Even on an emotional level, the show hasn’t earned this switch in focus. Some Boys fans will point out that Neuman has done some objectively terrible things. She betrayed her father; she injected her daughter with Compound V; she blew up a bunch of peoples’ heads; she ate Hughie’s bagel sandwich; the list goes on. The head explosions are the main sticking point for most fans, but murder has always been narratively cheap on The Boys; Butcher casually beat Haley Joel Osment to death with his bare hands in Season 1, and he’s still a fan favorite. At least when Neuman kills it’s for a clear strategic purpose.
The real crimes on The Boys, the ones that have stuck with us long after the episode aired, have always been the more intimate, emotional forms of cruelty. We hate the Deep because he raped Starlight, not because he killed Singer’s first running mate. We hate A-Train because he’s a coward who can’t take responsibility, not because he accidentally ran into Hughie’s girlfriend. If this wasn’t a work of fiction, Neuman’s kill count would totally be a justifiable reason for the Boys to want to take her down so much. But in a TV show where people get brutally murdered every week? When even the goody two-shoes Annie gets to kill a stray civilian in Season 2 with no consequences? It’s hard to keep hating Neuman when she’s only killed minor or unlikable characters so far. The fact that she did it with style makes it even harder.
Some fans hesitate to admit this out of fear of sounding psychotic, but in fiction it’s fun to watch a competent schemer do their thing. Neuman has successfully maneuvered her way through one tricky situation after another, largely through her charm and quick-thinking rather than brute force. She’s been kind and encouraging to Marie in Gen V, a character she barely knows and has no strategic reason to be nice to. In the Season 4 premiere, we’ve seen her continue being nice to Hughie even as he’s actively trying to kill her. Sure, her list of crimes technically register as evil, but she is not a “love to hate” villain. In terms of both emotional investment and real-world consequences, killing Neuman won’t feel as good as The Boys is promising us it will.
Intentionally or not, the choice to prioritize Neuman’s demise over Homelander’s makes for the most brutally cynical social commentary in the series so far. It sends the message that a corrupt progressive is more dangerous than an open fascist, that a leftist being insincere in their beliefs is worse than a far-right demagogue being openly out to oppress as many people as possible. It reinforces the nihilistic idea that nothing matters, that both sides are always bad, that there is no real solution to the world’s problems other than vigilante violence.
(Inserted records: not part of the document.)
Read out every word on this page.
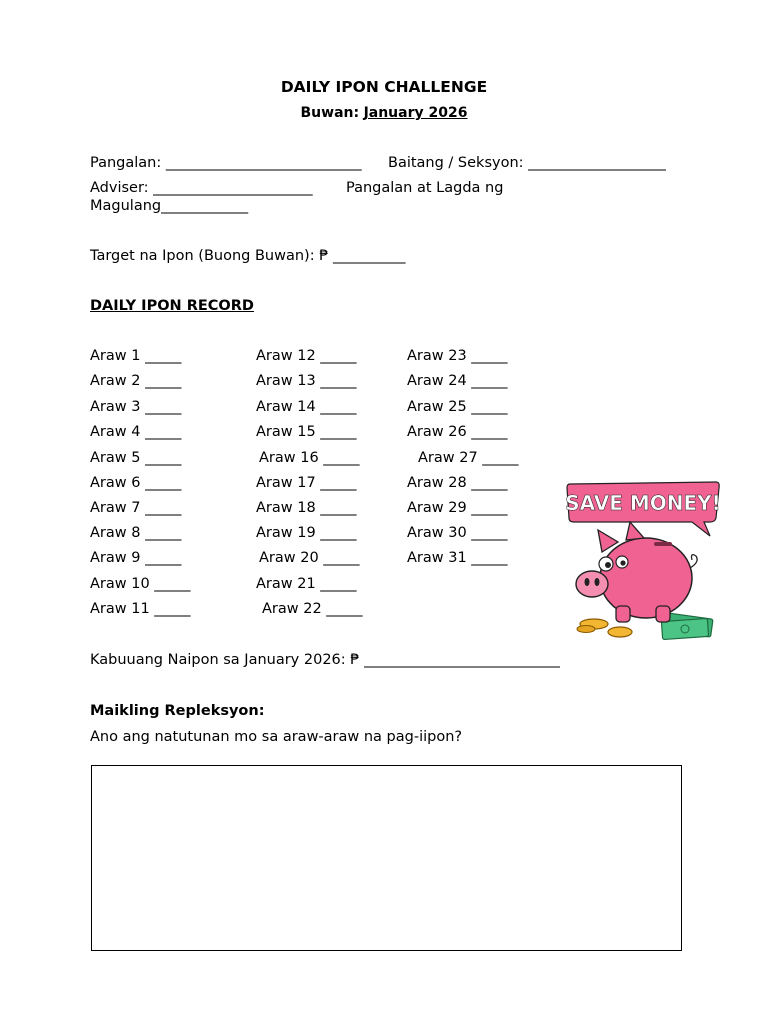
DAILY IPON CHALLENGE
Buwan: January 2026
Pangalan: ___________________________ Baitang / Seksyon: ___________________
Adviser: ______________________ Pangalan at Lagda ng
Magulang____________
Target na Ipon (Buong Buwan): ₱ __________
DAILY IPON RECORD
Araw 1 _____
Araw 2 _____
Araw 3 _____
Araw 4 _____
Araw 5 _____
Araw 6 _____
Araw 7 _____
Araw 8 _____
Araw 9 _____
Araw 10 _____
Araw 11 _____
Araw 12 _____
Araw 13 _____
Araw 14 _____
Araw 15 _____
Araw 16 _____
Araw 17 _____
Araw 18 _____
Araw 19 _____
Araw 20 _____
Araw 21 _____
Araw 22 _____
Araw 23 _____
Araw 24 _____
Araw 25 _____
Araw 26 _____
Araw 27 _____
Araw 28 _____
Araw 29 _____
Araw 30 _____
Araw 31 _____
SAVE MONEY!
Kabuuang Naipon sa January 2026: ₱ ___________________________
Maikling Repleksyon:
Ano ang natutunan mo sa araw-araw na pag-iipon?
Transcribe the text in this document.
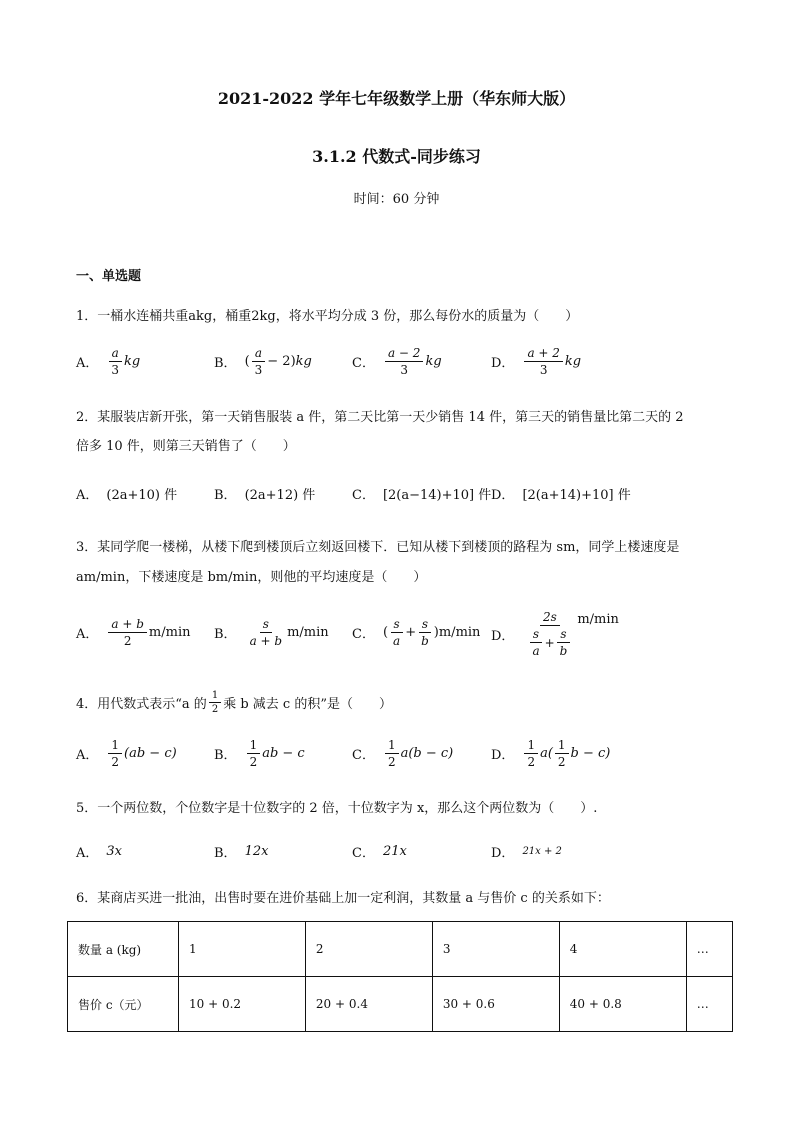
2021-2022 学年七年级数学上册（华东师大版）
3.1.2 代数式-同步练习
时间：60 分钟
一、单选题
1．一桶水连桶共重akg，桶重2kg，将水平均分成 3 份，那么每份水的质量为（　　）
A． $\frac{a}{3}$ kg	B． ( $\frac{a}{3} - 2$) kg	C． $\frac{a - 2}{3}$ kg	D． $\frac{a + 2}{3}$ kg
2．某服装店新开张，第一天销售服装 a 件，第二天比第一天少销售 14 件，第三天的销售量比第二天的 2
倍多 10 件，则第三天销售了（　　）
A． (2a+10) 件	B． (2a+12) 件	C． [2(a−14)+10] 件 D． [2(a+14)+10] 件
3．某同学爬一楼梯，从楼下爬到楼顶后立刻返回楼下．已知从楼下到楼顶的路程为 sm，同学上楼速度是
am/min，下楼速度是 bm/min，则他的平均速度是（　　）
A． $\frac{a + b}{2} m/\min$ B． $\frac{s}{a + b} m/\min$ C． ( $\frac{s}{a} + \frac{s}{b}$ ) m/min D． $\frac{2s}{\frac{s}{a} + \frac{s}{b}} m/\min$
4．用代数式表示“a 的 $\frac{1}{2}$ 乘 b 减去 c 的积”是（　　）
A． $\frac{1}{2} (ab - c)$	B． $\frac{1}{2}$ ab − c	C． $\frac{1}{2} a(b - c)$	D． $\frac{1}{2} a( \frac{1}{2}$ b − c)
5．一个两位数，个位数字是十位数字的 2 倍，十位数字为 x，那么这个两位数为（　　）.
A． 3x	B． 12x	C． 21x	D． 21x + 2
6．某商店买进一批油，出售时要在进价基础上加一定利润，其数量 a 与售价 c 的关系如下：
数量 a (kg)	1	2	3	4	…
售价 c（元）	10 + 0.2	20 + 0.4	30 + 0.6	40 + 0.8	…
It’s likely that the writers for The Boys haven’t intended for that to be the takeaway. After all, the main reason for this awkward narrative shift has little to do with AOC or Neuman, but on the writers’ attempts to draw out the show. Homelander is the one character The Boys can’t survive without, so to keep him around the show has given us a revolving door of one-season secondary villains to defeat in his place. This worked out tremendously with Stormfront in Season 2, but not so much with Soldier Boy in Season 3. Much like Neuman, Soldier Boy was just a little too cool for audiences to buy he’d ever be at the top of the Boys’ to-kill list. Heading into Season 4 The Boys seems like it’s about to attempt the same mistake, this time with much darker, messier political implications attached.